I want us to walk back further in both directions. I want it to be okay to save men sometimes. And I want it to be okay to not save women sometimes. I want people to feel okay letting women decide how to prioritize their health and happiness. I want women to feel justified in focusing on creating things that feel meaningful, and not feel like they have to save each other from themselves while they’re doing it.
Hot messes are hard to look at and harder to ignore. You wouldn’t call a movie about a hard-drinking, sexually promiscuous man “Trainwreck,” a la Amy Schumer.
Nah, you’d call it “Tiger Blood” a la Charlie Sheen.
“It’s not that we don’t care as much about men. It’s that we trust men more to take care of themselves, to make choices they can live with.”
Interesting, how do you capture, how do you measure that? “Women and children” are used when we want to highlight tragedy. Men die five years earlier, yet we focus on the pay gap, not the death gap. Male suicide is more common, yet we focus on eating disorders. It is possible that we care about men as much. But this is so questionable that a mere assertion does not suffice, especially when you rest most of argument on it.

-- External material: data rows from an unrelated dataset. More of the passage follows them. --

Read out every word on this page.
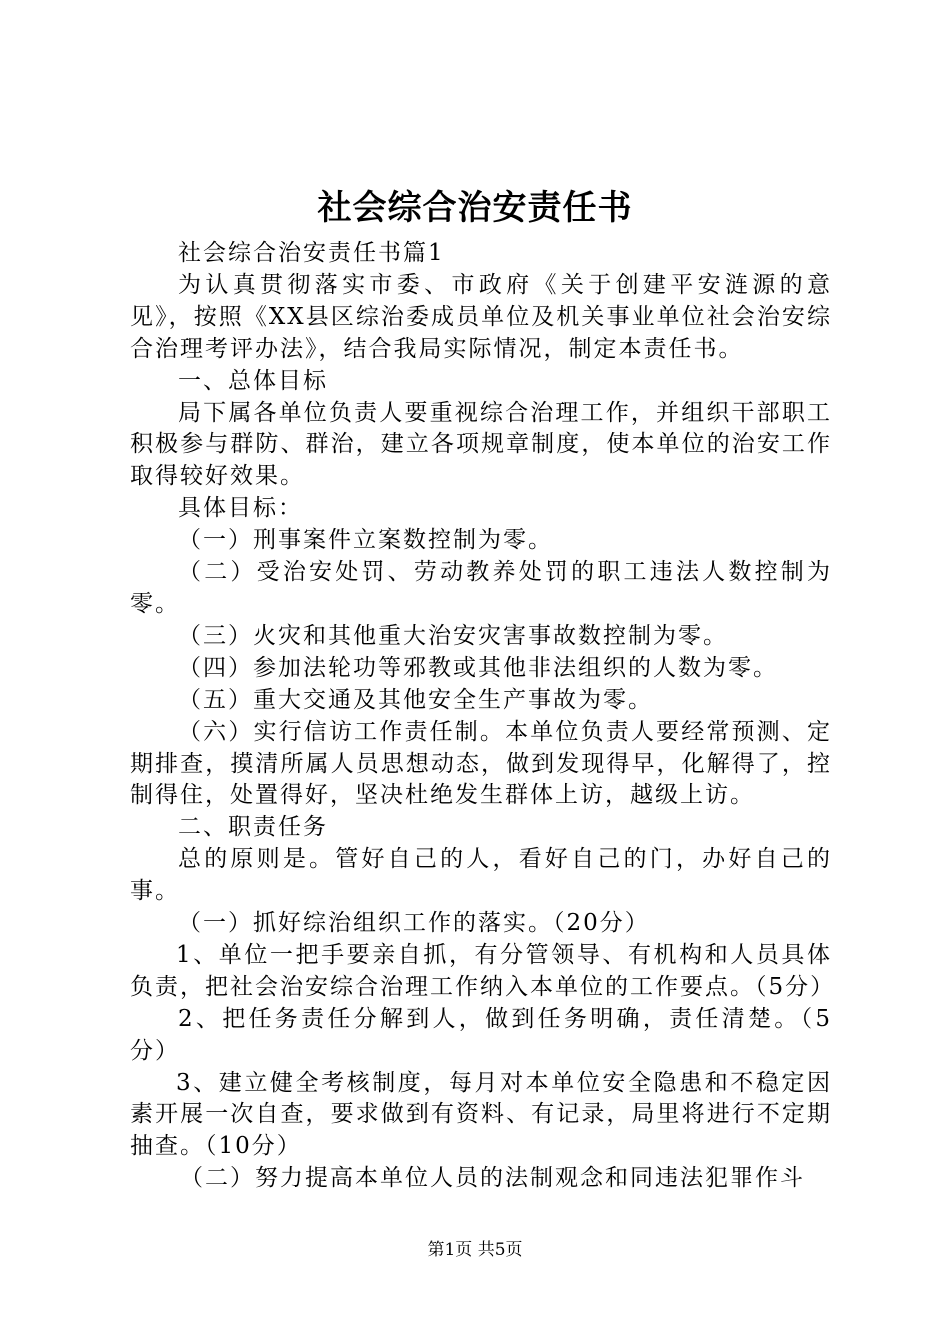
社会综合治安责任书

社会综合治安责任书篇1

为认真贯彻落实市委、市政府《关于创建平安涟源的意见》，按照《XX县区综治委成员单位及机关事业单位社会治安综合治理考评办法》，结合我局实际情况，制定本责任书。

一、总体目标

局下属各单位负责人要重视综合治理工作，并组织干部职工积极参与群防、群治，建立各项规章制度，使本单位的治安工作取得较好效果。

具体目标：

（一）刑事案件立案数控制为零。

（二）受治安处罚、劳动教养处罚的职工违法人数控制为零。

（三）火灾和其他重大治安灾害事故数控制为零。

（四）参加法轮功等邪教或其他非法组织的人数为零。

（五）重大交通及其他安全生产事故为零。

（六）实行信访工作责任制。本单位负责人要经常预测、定期排查，摸清所属人员思想动态，做到发现得早，化解得了，控制得住，处置得好，坚决杜绝发生群体上访，越级上访。

二、职责任务

总的原则是。管好自己的人，看好自己的门，办好自己的事。

（一）抓好综治组织工作的落实。（20分）

1、单位一把手要亲自抓，有分管领导、有机构和人员具体负责，把社会治安综合治理工作纳入本单位的工作要点。（5分）

2、把任务责任分解到人，做到任务明确，责任清楚。（5分）

3、建立健全考核制度，每月对本单位安全隐患和不稳定因素开展一次自查，要求做到有资料、有记录，局里将进行不定期抽查。（10分）

（二）努力提高本单位人员的法制观念和同违法犯罪作斗

第1页 共5页
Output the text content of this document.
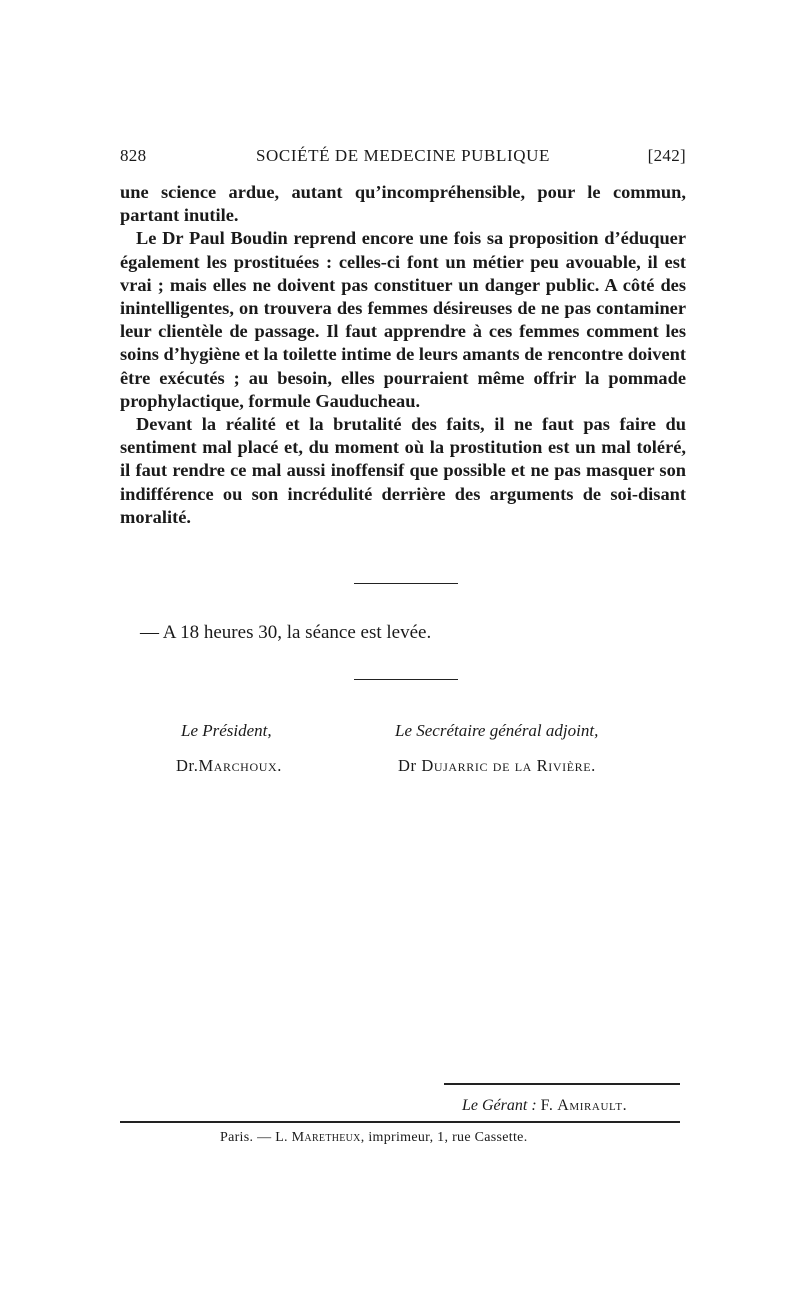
828	SOCIÉTÉ DE MEDECINE PUBLIQUE	[242]

une science ardue, autant qu’incompréhensible, pour le commun, partant inutile.

Le Dr Paul Boudin reprend encore une fois sa proposition d’éduquer également les prostituées : celles-ci font un métier peu avouable, il est vrai ; mais elles ne doivent pas constituer un danger public. A côté des inintelligentes, on trouvera des femmes désireuses de ne pas contaminer leur clientèle de passage. Il faut apprendre à ces femmes comment les soins d’hygiène et la toilette intime de leurs amants de rencontre doivent être exécutés ; au besoin, elles pourraient même offrir la pommade prophylactique, formule Gauducheau.

Devant la réalité et la brutalité des faits, il ne faut pas faire du sentiment mal placé et, du moment où la prostitution est un mal toléré, il faut rendre ce mal aussi inoffensif que possible et ne pas masquer son indifférence ou son incrédulité derrière des arguments de soi-disant moralité.

— A 18 heures 30, la séance est levée.
Le Président,	Le Secrétaire général adjoint,
Dr.Marchoux.	Dr Dujarric de la Rivière.
Le Gérant : F. Amirault.
Paris. — L. Maretheux, imprimeur, 1, rue Cassette.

What are you doing with “misogyny” here? It seems you say that caring too much about women is anti-woman. How the hell does that translate into “hating women”? Oh well, I guess it’s paired with “survivor”. As in “they cared too much about me, these woman-haters, but I survived it”. It does ruin the concepts of “hatred” and “survival”, but hey.
“Sometimes men need it too, and our conceptions of masculine toughness and individuality and our expectations that men provide and not depend on others (our toxic masculinity) keep them from asking for help and keep us from helping them before they ask.”

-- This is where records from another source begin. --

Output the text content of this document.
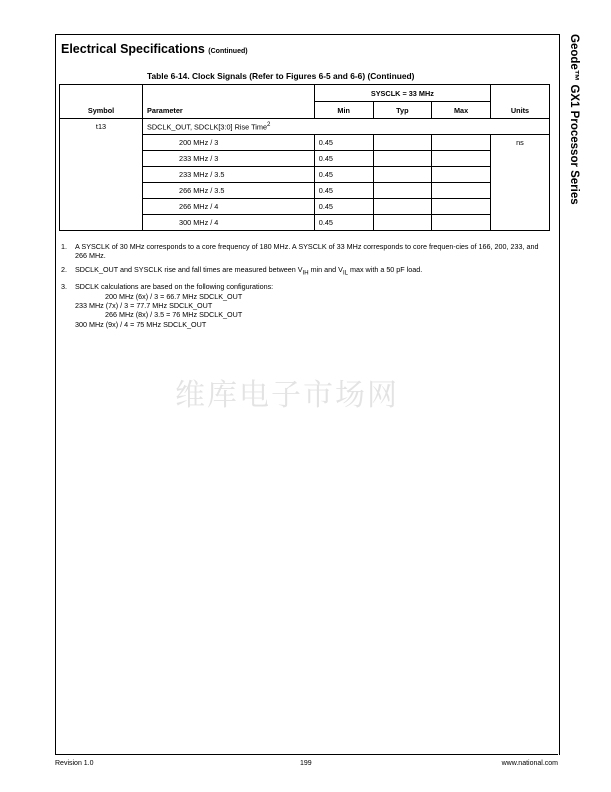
Geode™ GX1 Processor Series
Electrical Specifications (Continued)
Table 6-14. Clock Signals (Refer to Figures 6-5 and 6-6) (Continued)
Symbol	Parameter	SYSCLK = 33 MHz			Units
		Min	Typ	Max	
t13	SDCLK_OUT, SDCLK[3:0] Rise Time$^2$
	200 MHz / 3	0.45			ns
	233 MHz / 3	0.45			
	233 MHz / 3.5	0.45			
	266 MHz / 3.5	0.45			
	266 MHz / 4	0.45			
	300 MHz / 4	0.45			
1. A SYSCLK of 30 MHz corresponds to a core frequency of 180 MHz. A SYSCLK of 33 MHz corresponds to core frequen-cies of 166, 200, 233, and 266 MHz.
2. SDCLK_OUT and SYSCLK rise and fall times are measured between $V_{IH}$ min and $V_{IL}$ max with a 50 pF load.
3. SDCLK calculations are based on the following configurations:
200 MHz (6x) / 3 = 66.7 MHz SDCLK_OUT
233 MHz (7x) / 3 = 77.7 MHz SDCLK_OUT
266 MHz (8x) / 3.5 = 76 MHz SDCLK_OUT
300 MHz (9x) / 4 = 75 MHz SDCLK_OUT
维库电子市场网
Revision 1.0	199	www.national.com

Wouldn’t “our toxic masculinity” be “our misandry”? Or are you blaming men for the lack of care they receive?
Your last two paragraphs are rather excellent, you correctly identify a problem other don’t see, and your rhetorics are convincing (there’s art in simultaneously embracing and rejecting femininity). But are you aware that women are more sensitive, and that they bond over co-rumination, by focusing on vulnerability, and by maintaining egalitarian balance? That massively conflicts with what you have in mind, and you would have to finally obliterate the concept of “misogyny” (internalized or regular size) to make that fit under it. There’s a trade-off here, and women make a choice.
You wouldn’t call a movie about a hard-drinking, sexually promiscuous man “Trainwreck,” a la Amy Schumer.